The series, created by Silka Luisa and based on the bestseller of the same name by Lauren Beukes, is a metaphysical thriller where Moss – as well as the protagonist – is also the director of two episodes, as well as producer together with Leonardo DiCaprio. Beside her, the one who was the Pablo Escobar in Narcos, a Wagner Moura practically unrecognizable and fit like few others. The series follows the events of Kirby Mazrachi (Moss in fact), archivist of a Chicago newspaper whose journalistic ambitions were interrupted following a traumatic assault. When Kirby discovers that a recent murder mirrors the dynamics of his case, he finds himself collaborating with reporter Dan Velazquez (Moura) to discover the identity of his attacker: too bad the more he realizes that these cold case they are inextricably linked, plus personal trauma and clouded memories allow his attacker to always stay one step ahead of the investigation.
Another “interrupted girl”, which Elisabeth Moss masterfully interprets, securing a prominent place among the greats who have made and are making television series great. She remains shy: a marriage with Fereydun Armisen lasted as long as a cat on the highway; an apartment she adores on the Upper East Side; two stray cats adopted and decidedly more long-lived than the ex-husband; an unwavering faith in Scientology that often cost her criticism from the media and the public. “The idea that Gilead (the theocratic patriarchal regime of The Handmaid’s Tale, nda) and Scientology believe that all external sources are evil and in the wrong it is not true at all. Freedom and religious tolerance, understanding the truth and equal rights for every race, religion and creed are extremely important values for me “, he stressed on Instagram, because today we need to reassure the fans, even if they were children not able to accept the contradictions of their favorites.

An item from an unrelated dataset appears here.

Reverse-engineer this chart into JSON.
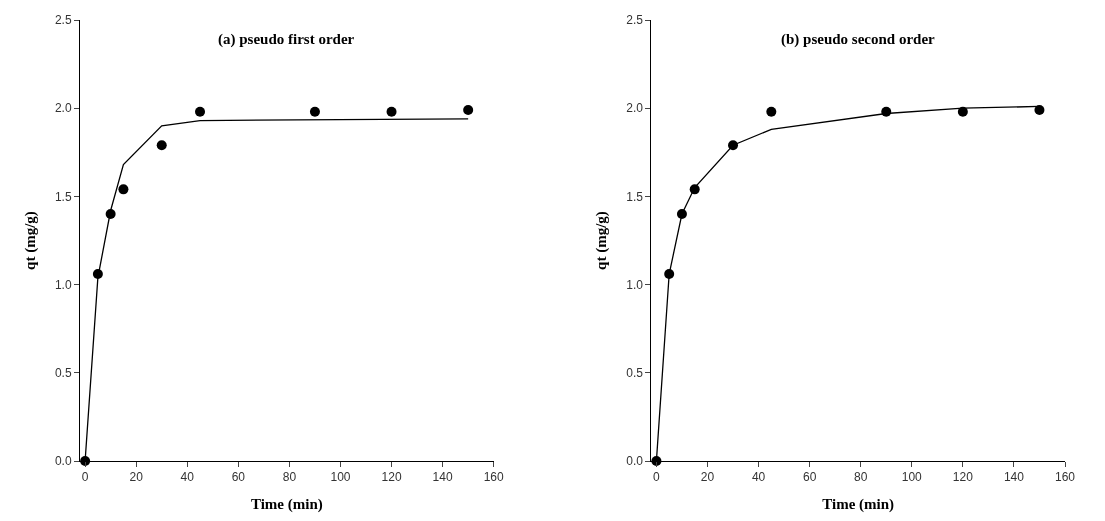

Archived the sterile controversies, later Shining Girls we will see it again in Next Goal Wins by Taika Waititi – true story from a 2014 British documentary about the disastrous Samoan national football team, which in 2001 lost a match 31-0 – alongside Moss, Michael Fassbender, Rhys Darby and Will Arnett, who replaced in race Armie Hammer, overwhelmed by the sex scandal that involved him last year.
Can we say that Moss hit the jackpot? She would certainly deny, as she still lacks the fulfillment of her life’s dream: as a Disneyland habituée as she professes herself, her goal is to become a member of the exclusive Club 33, the secret restaurant that is the only place in the park where you can drink alcohol and that requires a fee entry fee of 33 thousand dollars, plus 15 thousand annual subscription. Elton John, Tom Hanks, I say to you: do you want to invite this girl or not?